Monday, July 1, 2013
A Post for History Nuts
You have to be a real history nut to enjoy reading Ulysses
S. Grant’s autobiography with its minute descriptions of every battle he fought
in the American Civil War. Well that history nut is me. My husband, the late Captain Marc Baril of
the Royal Canadian Signal Corps loved to read and discuss military strategy and
tactics and so I picked up a love for this historical niche. I can understand
very well why some adults play with toy soldiers or why a friend travelled from
Kingston to Dakota to walk the field of Custer’s Last Stand.
That said, Grant’s autobiography is a model of clear, simple
and elegant prose and is often listed as one of the best ever written.
But only a double history nut would tackle the Victorian curlicues
of The Education of Henry Adams by Henry
Adams, the grandson of one American president and the great grandson of
another. Adams was writing about the
same time as Grant but you would never know it. Adams pushed out the most
complicated sentences I have ever encountered. As a young man, he travelled in
Europe and during the civil war was secretary to his father, the American
ambassador. I got very sick of Adams. He never calls a spade a spade; he just
lets you guess it is there. I tossed him aside half way through, good history
or not.
But then along came our Charlotte Gray, lolling in book form
in a second hand book shop on Duckworth Street in St. John’s.

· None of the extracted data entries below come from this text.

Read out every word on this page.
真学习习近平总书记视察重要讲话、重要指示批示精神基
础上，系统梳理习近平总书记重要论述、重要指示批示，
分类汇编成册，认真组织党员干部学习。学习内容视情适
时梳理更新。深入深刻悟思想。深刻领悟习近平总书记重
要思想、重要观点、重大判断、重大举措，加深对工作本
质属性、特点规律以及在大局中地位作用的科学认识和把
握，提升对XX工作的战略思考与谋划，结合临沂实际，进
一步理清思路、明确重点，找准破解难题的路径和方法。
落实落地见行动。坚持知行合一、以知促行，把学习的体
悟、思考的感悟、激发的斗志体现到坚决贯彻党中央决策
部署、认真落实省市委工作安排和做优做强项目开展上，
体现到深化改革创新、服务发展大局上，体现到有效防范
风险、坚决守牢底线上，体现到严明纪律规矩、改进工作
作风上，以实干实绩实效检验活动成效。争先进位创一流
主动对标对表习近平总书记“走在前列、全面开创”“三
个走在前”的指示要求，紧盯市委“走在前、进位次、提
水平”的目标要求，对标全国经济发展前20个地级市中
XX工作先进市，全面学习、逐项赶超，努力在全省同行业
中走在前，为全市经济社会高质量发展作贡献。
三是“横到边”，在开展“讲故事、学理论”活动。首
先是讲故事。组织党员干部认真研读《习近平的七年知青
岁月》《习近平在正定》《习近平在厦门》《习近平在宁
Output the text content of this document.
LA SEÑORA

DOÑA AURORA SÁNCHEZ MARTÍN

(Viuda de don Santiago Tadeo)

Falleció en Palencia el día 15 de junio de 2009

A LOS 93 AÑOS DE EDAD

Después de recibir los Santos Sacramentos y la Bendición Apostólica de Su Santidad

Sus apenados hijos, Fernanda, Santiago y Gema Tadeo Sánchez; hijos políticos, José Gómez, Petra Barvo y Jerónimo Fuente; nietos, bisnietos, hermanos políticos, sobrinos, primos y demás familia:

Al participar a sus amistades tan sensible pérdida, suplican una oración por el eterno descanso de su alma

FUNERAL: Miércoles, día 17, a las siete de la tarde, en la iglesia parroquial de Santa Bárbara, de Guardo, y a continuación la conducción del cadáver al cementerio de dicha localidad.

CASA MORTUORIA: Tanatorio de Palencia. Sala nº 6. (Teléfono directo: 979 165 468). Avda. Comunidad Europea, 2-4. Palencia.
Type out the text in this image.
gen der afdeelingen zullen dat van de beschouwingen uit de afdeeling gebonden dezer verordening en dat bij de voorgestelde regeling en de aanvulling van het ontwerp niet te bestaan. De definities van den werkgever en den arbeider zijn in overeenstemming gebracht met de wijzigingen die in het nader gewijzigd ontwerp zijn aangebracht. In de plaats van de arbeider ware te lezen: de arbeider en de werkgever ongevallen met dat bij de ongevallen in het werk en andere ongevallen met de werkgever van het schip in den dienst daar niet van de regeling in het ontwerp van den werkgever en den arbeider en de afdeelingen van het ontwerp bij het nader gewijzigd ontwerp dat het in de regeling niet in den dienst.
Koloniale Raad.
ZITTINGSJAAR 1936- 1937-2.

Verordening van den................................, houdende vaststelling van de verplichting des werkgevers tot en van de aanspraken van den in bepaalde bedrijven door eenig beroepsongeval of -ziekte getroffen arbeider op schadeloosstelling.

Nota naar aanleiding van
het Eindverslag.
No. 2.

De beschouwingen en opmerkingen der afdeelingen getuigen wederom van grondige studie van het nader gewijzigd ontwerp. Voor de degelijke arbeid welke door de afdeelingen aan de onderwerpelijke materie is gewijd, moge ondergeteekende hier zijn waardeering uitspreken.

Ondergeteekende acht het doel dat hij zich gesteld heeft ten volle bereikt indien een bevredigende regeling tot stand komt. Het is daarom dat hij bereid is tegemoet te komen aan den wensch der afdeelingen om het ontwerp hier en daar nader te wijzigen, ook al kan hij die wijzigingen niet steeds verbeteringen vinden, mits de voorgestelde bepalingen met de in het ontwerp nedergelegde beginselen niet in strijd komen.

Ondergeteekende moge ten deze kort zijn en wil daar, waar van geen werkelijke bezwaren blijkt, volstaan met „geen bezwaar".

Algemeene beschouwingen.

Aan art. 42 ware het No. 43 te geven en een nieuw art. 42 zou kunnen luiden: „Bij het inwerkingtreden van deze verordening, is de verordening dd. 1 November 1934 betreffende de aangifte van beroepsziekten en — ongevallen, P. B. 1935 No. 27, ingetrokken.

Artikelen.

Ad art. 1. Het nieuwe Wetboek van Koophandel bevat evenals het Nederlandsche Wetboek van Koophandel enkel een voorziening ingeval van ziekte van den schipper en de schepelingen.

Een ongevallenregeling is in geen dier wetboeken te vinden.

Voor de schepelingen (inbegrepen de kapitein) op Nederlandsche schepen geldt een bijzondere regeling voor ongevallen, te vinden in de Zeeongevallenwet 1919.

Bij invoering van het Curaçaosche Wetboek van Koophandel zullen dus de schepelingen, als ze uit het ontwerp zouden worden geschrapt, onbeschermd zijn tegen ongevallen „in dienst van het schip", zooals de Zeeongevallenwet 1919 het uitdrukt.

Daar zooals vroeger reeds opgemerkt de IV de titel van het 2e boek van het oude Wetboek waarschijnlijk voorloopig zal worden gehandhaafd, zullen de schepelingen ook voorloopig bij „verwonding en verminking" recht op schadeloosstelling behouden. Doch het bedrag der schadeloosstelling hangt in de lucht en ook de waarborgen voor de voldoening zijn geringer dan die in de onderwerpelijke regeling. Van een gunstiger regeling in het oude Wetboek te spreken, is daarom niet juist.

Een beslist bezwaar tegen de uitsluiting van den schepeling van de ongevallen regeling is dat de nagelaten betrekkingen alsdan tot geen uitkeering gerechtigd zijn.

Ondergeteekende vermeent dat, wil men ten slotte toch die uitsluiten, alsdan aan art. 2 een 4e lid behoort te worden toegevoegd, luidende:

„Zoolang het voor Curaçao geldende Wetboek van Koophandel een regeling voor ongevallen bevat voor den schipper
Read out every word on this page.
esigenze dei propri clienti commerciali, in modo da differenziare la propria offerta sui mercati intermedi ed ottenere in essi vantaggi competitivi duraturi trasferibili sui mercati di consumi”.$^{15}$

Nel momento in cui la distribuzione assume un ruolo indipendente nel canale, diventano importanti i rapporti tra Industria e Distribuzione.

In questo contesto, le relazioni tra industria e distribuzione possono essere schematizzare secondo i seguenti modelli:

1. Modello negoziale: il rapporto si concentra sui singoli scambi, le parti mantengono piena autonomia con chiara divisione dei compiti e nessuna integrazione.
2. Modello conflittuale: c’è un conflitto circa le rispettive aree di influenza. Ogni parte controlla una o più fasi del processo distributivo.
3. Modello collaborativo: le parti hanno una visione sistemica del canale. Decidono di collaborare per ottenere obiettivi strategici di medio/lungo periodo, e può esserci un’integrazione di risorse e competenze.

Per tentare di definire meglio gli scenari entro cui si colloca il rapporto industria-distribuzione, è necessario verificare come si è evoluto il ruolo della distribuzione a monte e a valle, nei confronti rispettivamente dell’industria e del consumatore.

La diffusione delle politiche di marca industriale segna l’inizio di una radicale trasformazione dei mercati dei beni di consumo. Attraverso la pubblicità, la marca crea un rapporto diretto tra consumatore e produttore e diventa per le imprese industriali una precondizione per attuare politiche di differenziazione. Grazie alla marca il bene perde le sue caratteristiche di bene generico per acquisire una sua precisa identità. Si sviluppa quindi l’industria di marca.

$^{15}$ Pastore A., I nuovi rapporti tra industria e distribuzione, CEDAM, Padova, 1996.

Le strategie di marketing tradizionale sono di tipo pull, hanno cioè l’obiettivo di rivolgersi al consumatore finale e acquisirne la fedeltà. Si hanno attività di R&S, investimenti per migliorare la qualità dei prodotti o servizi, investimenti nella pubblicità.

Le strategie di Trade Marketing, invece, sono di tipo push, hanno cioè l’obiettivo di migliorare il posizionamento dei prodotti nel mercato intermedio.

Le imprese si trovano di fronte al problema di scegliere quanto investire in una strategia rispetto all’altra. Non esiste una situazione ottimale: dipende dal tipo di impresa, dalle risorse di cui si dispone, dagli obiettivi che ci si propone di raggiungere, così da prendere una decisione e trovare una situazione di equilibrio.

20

The book, Canada: A Portrait in Letters is a
collection from the earliest years through the First World War, the Depression,
the Second World War and on to the near present. The letters record triumphs, hardships,
battles, love affairs, loneliness, rough times and good times. Prime Minister
William Lyon McKenzie King writes to a little girl, a prairie wife in the depression
writes for help for her husband, a soldier in the trenches writes his last
letter home. This is history at its finest. Thanks Charlotte.